Passaggi da seguire prima di vendere il tuo cellulare Android e proteggere i tuoi dati

vendere il tuo cellulare Android

Vendere un telefono è un passaggio quasi essenziale per quelli di noi che amano cambiare modello ogni tanto, di regola questo avviene più velocemente di tanti anni fa, ormai la tecnologia corre veloce, e vogliamo anche noi subito usufruire delle nuove funzionalità. Prima di comprare dobbiamo prima vendere un telefono che non usiamo, per non danneggiare troppo la nostra tasca con il nuovo investimento e anche per non farlo invecchiare in un cassetto.


Tuttavia, non è semplice come tenerlo nella confezione e consegnarlo all’acquirente. Per sbarazzarsi di un telefono è necessario eseguire una serie di passaggi sia per delimitare la nostra privacy, ma anche per non causare problemi di utilizzo successivi alla persona che ha comprato il nuovo dispositivo.

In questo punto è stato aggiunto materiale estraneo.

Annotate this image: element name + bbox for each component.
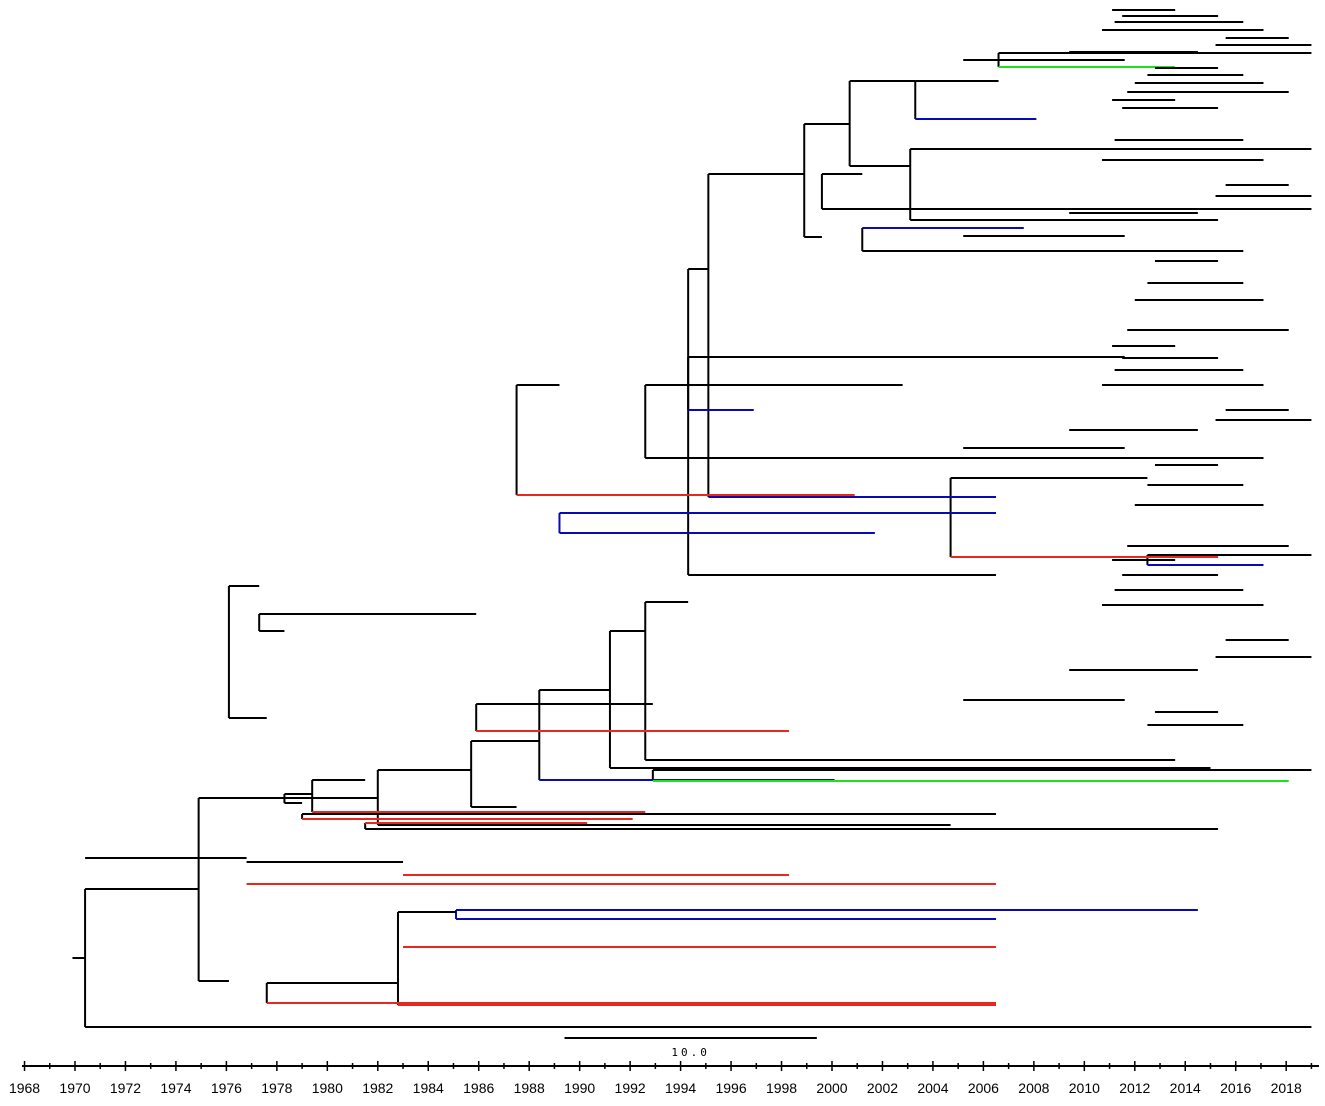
x-tick-label: 1990: [564, 1080, 595, 1096]
x-tick-label: 1968: [9, 1080, 40, 1096]
x-tick-label: 1992: [615, 1080, 646, 1096]
scale-bar-label: 10.0: [671, 1046, 710, 1059]
x-tick-label: 2018: [1271, 1080, 1302, 1096]
x-tick-label: 1986: [463, 1080, 494, 1096]
scale-bar: 10.0: [564, 1037, 817, 1059]
x-tick-label: 1972: [110, 1080, 141, 1096]
x-tick-label: 2004: [917, 1080, 948, 1096]
time-axis: 1968 1970 1972 1974 1976 1978 1980 1982 1984 1986…: [9, 1061, 1319, 1096]
x-tick-label: 1994: [665, 1080, 696, 1096]
x-tick-label: 2000: [816, 1080, 847, 1096]
x-tick-label: 1974: [160, 1080, 191, 1096]
x-tick-label: 2012: [1119, 1080, 1150, 1096]
x-tick-label: 2002: [867, 1080, 898, 1096]
x-tick-label: 1996: [715, 1080, 746, 1096]
tree-branches: [72, 9, 1312, 1028]
x-tick-label: 1978: [261, 1080, 292, 1096]
x-tick-label: 1970: [59, 1080, 90, 1096]
x-tick-label: 2014: [1170, 1080, 1201, 1096]
x-tick-label: 2006: [968, 1080, 999, 1096]
x-tick-label: 1984: [413, 1080, 444, 1096]
x-tick-label: 1976: [211, 1080, 242, 1096]
x-tick-label: 1982: [362, 1080, 393, 1096]
x-tick-label: 2010: [1069, 1080, 1100, 1096]
x-tick-label: 1988: [514, 1080, 545, 1096]
x-tick-label: 1998: [766, 1080, 797, 1096]
x-tick-label: 2008: [1018, 1080, 1049, 1096]
x-tick-label: 2016: [1220, 1080, 1251, 1096]
x-tick-label: 1980: [312, 1080, 343, 1096]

Elimina l’account associato

Il primo passo è tenere presente che da Android 5.1 Lollipop esiste un sistema di protezione per prevenire i furti. Quello che fa il sistema è che collega il telefono all’account Android che abbiamo inserito, quindi l’acquirente, se non lo evitiamo, dovrebbe inserire lo stesso account e lo stesso codice di accesso.

Una delle formule per evitare questo problema è quella di eliminare l’account Google che abbiamo associato (o quello principale se abbiamo diversi partner). Un processo molto semplice che richiede solo di andare alla sezione “Impostazioni” e al suo interno cercare la scheda gestione degli account, poiché può variare a seconda del terminale che utilizziamo.


Per il test ho usato un Galaxy Note 9 che voglio vendere e questa opzione è nella sezione “Cloud e account”. Scegliamo l’account Google che vogliamo scollegare e procediamo con l’eliminazione. Il telefono ci avviserà che i contatti e i dati del telefono andranno persi, nonché la protezione del dispositivo.

Attiva sblocco OEM

Se non vogliamo fare il passaggio precedente, possiamo sempre selezionare un’opzione come attiva lo sblocco OEM . Per questo, in precedenza, dovevamo attivare le “Opzioni per gli sviluppatori”. Qualcosa che possiamo fare facendo clic su “Numero di build” (di solito si trova in Info Sistema) per 7 volte di seguito fino a quando il telefono non ci dice che queste opzioni sono state attivate.

All’interno delle “Impostazioni” appare un’altra sezione con il titolo “Opzioni per gli sviluppatori”. Un campo in cui devi solo toccare se sappiamo cosa facciamo e abbiamo le giuste conoscenze minime. All’interno di esso cerchiamo la frase “Sblocco OEM”.

Questa è una possibilità che è stata abilitata dalla versione Android Marshmallow 6.0. Ciò consente al bootloader di essere sbloccato dal cellulare o dal tablet e quindi essere in grado di eseguire il root o installare un’altra rom diversa dalla versione che troviamo installata e, per inciso, la protezione antifurto viene eliminata.


Ripristino ai valori originali, alle impostazioni di fabbrica

Un’altra opzione è ripristinare il telefono alle impostazioni di fabbrica. Dobbiamo tenere presente che sia questo passaggio che i due precedenti eliminano tutte le informazioni archiviate nella memoria del telefono, ma non toccano nulla che abbiamo nella microSD se il nostro cellulare offre tale opzione.

Nel mio caso, dopo aver eseguito i due passaggi precedenti, sono tornato al cellulare senza configurare alcuna sezione per assicurarmi che fosse rimasto pulito. E per ottenere un bonus di sicurezza, sono tornato a “Impostazioni”e all’interno di questa sezione ho cercato “Ripristina impostazioni di fabbrica”. Nel mio caso non ho fatto un backup, perché non ne avevo bisogno, ma può sempre essere interessante se non vogliamo perdere informazioni importanti.

Quando utilizziamo l’opzione “Ripristino impostazioni di fabbrica”, il telefono si riavvierà automaticamente, eliminando qualsiasi traccia delle informazioni che potrebbe memorizzare e tornando alla schermata di configurazione iniziale.

Crittografa la scheda SD

Un’altra opzione, anche se di solito non la utilizzo, è utilizzare l’opzione “Crittografa scheda SD”. Possiamo farlo se vendiamo il telefono insieme alla scheda microSD. L’obiettivo è crittografare i dati in modo che sia più difficile accedervi e, una volta crittografati, formattarli dallo stesso telefono.


In questo modo e seguendo questi passaggi lasciamo il nostro telefono in condizioni ottimali per venderlo o regalarlo. Controlliamo che l’acquirente non abbia accesso ai dati che abbiamo archiviato e grazie a questo procedimento gli consentiamo di utilizzarlo dal primo giorno senza alcun problema.